Schriro acknowledged editing the report, saying she believed some of the information to be inaccurate or containing unnecessary personnel information. She generally defended her time as the city’s top correction official and said she tried to improve what was a difficult prison system. She said she had no interest in “easy jobs.”
“It is a very difficult place and it had been for quite a period of time. I was pleased to have brought a number of reforms and innovations. I believe that with additional time they would have yielded stronger and stronger results.
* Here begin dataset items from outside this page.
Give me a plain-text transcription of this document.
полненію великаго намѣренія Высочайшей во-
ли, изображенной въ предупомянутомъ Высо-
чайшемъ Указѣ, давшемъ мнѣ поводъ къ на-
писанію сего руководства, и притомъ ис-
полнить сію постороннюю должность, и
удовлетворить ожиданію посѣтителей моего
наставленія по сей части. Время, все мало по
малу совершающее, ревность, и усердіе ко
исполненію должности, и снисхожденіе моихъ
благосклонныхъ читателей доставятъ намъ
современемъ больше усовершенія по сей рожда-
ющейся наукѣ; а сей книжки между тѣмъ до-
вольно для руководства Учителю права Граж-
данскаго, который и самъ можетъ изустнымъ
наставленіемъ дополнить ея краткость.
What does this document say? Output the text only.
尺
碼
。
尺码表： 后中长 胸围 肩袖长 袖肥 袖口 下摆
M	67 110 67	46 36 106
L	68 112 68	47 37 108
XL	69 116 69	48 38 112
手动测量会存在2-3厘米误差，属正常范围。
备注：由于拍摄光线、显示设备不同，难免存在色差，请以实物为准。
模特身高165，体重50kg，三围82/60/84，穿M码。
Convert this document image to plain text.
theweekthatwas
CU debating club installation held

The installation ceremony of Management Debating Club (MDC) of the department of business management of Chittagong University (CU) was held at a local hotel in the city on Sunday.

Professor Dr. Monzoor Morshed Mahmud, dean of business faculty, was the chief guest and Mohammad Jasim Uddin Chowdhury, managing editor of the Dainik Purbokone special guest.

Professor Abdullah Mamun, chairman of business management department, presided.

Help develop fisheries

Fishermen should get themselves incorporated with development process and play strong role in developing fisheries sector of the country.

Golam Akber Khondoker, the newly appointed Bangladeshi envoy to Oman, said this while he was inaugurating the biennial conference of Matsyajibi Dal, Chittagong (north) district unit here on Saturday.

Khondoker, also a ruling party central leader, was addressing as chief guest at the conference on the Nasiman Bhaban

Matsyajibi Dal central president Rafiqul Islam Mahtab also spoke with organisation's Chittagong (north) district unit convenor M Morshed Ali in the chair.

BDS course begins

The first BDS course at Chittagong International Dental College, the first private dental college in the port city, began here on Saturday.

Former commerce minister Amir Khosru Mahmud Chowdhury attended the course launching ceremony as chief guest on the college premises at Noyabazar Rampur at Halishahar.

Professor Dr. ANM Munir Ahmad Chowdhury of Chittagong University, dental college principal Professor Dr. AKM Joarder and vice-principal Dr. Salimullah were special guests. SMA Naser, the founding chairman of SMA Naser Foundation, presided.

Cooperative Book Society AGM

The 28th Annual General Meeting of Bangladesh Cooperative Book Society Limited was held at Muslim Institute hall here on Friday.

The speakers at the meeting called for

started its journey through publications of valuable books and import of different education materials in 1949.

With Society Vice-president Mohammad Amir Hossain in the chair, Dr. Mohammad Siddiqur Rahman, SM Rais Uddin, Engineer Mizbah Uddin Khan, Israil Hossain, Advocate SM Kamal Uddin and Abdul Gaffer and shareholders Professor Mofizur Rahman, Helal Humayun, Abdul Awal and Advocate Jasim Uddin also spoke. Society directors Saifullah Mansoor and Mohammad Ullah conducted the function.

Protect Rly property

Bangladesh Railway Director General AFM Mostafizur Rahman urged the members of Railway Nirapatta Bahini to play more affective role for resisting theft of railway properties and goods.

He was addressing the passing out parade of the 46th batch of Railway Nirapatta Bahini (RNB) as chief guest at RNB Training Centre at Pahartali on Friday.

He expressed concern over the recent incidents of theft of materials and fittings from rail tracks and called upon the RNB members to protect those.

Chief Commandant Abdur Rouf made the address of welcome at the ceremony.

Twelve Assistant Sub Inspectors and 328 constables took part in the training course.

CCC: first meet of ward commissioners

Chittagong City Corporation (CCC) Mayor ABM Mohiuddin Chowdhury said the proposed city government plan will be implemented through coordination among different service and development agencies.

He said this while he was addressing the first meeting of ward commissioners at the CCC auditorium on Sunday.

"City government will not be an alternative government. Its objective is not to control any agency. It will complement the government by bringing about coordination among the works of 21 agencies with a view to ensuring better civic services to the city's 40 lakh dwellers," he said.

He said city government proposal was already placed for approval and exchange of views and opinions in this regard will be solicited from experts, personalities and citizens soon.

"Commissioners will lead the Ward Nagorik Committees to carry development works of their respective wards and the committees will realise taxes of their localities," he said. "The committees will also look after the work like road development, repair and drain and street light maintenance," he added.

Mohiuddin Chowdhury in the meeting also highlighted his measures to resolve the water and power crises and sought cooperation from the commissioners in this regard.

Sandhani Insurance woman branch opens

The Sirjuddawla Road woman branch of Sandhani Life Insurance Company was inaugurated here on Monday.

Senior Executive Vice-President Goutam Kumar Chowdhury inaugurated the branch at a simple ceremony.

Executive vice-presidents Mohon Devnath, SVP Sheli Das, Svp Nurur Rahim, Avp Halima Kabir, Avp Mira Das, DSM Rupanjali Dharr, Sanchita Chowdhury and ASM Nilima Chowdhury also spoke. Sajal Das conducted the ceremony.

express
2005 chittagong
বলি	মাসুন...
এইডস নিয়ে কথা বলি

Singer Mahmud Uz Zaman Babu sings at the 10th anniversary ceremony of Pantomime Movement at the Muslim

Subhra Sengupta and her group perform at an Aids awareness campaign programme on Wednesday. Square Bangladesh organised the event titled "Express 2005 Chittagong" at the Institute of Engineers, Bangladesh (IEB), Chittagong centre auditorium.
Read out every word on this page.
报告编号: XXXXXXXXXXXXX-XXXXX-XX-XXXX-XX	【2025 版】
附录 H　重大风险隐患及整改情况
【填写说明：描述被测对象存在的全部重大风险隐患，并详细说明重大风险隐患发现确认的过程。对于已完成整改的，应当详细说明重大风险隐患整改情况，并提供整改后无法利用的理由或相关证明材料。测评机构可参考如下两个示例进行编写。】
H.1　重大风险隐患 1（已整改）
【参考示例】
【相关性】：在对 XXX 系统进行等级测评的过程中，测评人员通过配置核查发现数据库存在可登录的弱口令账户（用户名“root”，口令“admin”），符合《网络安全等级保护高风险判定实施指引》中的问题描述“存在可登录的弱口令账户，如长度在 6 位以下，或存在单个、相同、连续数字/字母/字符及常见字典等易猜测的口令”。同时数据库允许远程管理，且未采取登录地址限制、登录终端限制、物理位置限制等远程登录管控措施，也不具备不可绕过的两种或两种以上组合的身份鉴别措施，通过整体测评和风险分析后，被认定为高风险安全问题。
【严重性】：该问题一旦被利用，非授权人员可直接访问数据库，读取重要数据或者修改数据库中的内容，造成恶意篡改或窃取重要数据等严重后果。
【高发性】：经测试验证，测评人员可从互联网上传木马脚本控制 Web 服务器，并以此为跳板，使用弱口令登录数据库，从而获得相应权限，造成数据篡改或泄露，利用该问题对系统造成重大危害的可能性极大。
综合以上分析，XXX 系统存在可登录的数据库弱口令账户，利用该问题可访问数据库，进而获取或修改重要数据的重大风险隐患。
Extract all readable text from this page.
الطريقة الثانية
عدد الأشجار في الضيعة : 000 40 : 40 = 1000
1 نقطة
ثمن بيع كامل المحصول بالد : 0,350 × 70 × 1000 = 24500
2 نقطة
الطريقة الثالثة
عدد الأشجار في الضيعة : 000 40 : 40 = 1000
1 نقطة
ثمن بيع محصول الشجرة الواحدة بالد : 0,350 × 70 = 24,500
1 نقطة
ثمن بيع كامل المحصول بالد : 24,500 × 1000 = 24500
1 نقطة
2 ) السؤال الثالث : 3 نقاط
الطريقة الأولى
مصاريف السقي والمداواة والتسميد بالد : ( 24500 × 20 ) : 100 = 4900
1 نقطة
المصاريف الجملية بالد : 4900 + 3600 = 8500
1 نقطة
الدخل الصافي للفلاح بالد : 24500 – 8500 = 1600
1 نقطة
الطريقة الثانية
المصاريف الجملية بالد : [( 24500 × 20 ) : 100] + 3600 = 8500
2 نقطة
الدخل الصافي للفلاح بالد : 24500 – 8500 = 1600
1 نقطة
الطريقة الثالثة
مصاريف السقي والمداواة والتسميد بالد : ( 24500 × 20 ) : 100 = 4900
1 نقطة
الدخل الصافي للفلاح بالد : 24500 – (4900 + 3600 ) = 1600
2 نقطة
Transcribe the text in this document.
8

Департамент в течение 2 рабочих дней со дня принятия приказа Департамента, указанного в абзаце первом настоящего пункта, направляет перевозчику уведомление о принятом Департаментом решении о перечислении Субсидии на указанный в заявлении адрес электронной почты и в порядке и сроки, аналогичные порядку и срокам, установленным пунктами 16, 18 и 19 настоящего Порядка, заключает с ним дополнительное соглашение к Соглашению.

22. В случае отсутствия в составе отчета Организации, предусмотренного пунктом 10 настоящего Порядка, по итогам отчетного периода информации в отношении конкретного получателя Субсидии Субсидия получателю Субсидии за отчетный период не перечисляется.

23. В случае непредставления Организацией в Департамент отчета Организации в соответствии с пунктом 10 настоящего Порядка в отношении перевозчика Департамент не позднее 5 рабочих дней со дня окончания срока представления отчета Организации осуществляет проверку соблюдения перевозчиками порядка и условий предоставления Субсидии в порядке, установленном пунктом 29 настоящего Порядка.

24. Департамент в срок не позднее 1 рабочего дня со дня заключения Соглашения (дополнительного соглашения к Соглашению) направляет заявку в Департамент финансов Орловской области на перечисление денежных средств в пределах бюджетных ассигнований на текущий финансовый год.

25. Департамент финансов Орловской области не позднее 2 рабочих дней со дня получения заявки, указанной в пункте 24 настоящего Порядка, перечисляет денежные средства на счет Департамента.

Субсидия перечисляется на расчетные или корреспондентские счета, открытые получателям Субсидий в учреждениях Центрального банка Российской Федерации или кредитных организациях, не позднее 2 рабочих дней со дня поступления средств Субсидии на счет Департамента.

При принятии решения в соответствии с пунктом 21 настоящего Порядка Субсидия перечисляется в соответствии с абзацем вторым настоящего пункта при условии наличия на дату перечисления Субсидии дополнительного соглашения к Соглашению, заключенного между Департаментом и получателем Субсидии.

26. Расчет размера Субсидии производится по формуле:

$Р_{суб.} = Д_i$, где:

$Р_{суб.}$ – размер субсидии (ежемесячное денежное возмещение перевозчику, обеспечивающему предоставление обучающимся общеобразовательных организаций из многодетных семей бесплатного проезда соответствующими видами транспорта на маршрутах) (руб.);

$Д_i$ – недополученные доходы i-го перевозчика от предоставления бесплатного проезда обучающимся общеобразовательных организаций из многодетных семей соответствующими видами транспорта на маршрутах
It’s clear that things did not turn around as quickly as I would have liked, but that is not for want of effort or skill,” she said.
Kane read sections of the federal report during the hearing.
“It talks about a ‘top management that has failed to meaningfully address an organizational culture that tolerates unnecessary and excessive force,’” he said, prompting Schriro to object to the report’s characterization.
“You’re welcome to defend whatever you can, of course, but I don’t know — this is really bad. I read it last night and I was flabbergasted by it,” Kane said.
Democrats on the committee focused on Schriro’s year-long tenure in Connecticut. They credited her with improving relations with the Connecticut State Police Union and turning around a controversial effort by her predecessor to consolidate State Police dispatch centers across the state.
“I have been pleased with your leadership,” Sen. Joan Hartley, D-Waterbury, said. “There’s a lot to do and you walked into the dispatch catastrophe at its height. … You personally went to these troops and met not just with hierarchy of management, but with the individual staff.”
Hartley said that effort is not complete but has already improved the agency’s morale. Kane appeared frustrated that Democrats on the committee were not interested in asking Schriro about her time in New York.
Early in the hearing, he told Schriro he wanted to “fast forward” to the end of the hearing, when the committee typically asks nominees whether anything in their background could embarrass the state. “Because I think this is it,” he said.
Rep. Cecilia Buck-Taylor, R-New Milford, asked Schriro to assess her own tenure in New York.
“Well, certainly an ‘A’ for effort. As for the rest,” Schriro said, pausing, “I’ll let the record speak for itself.”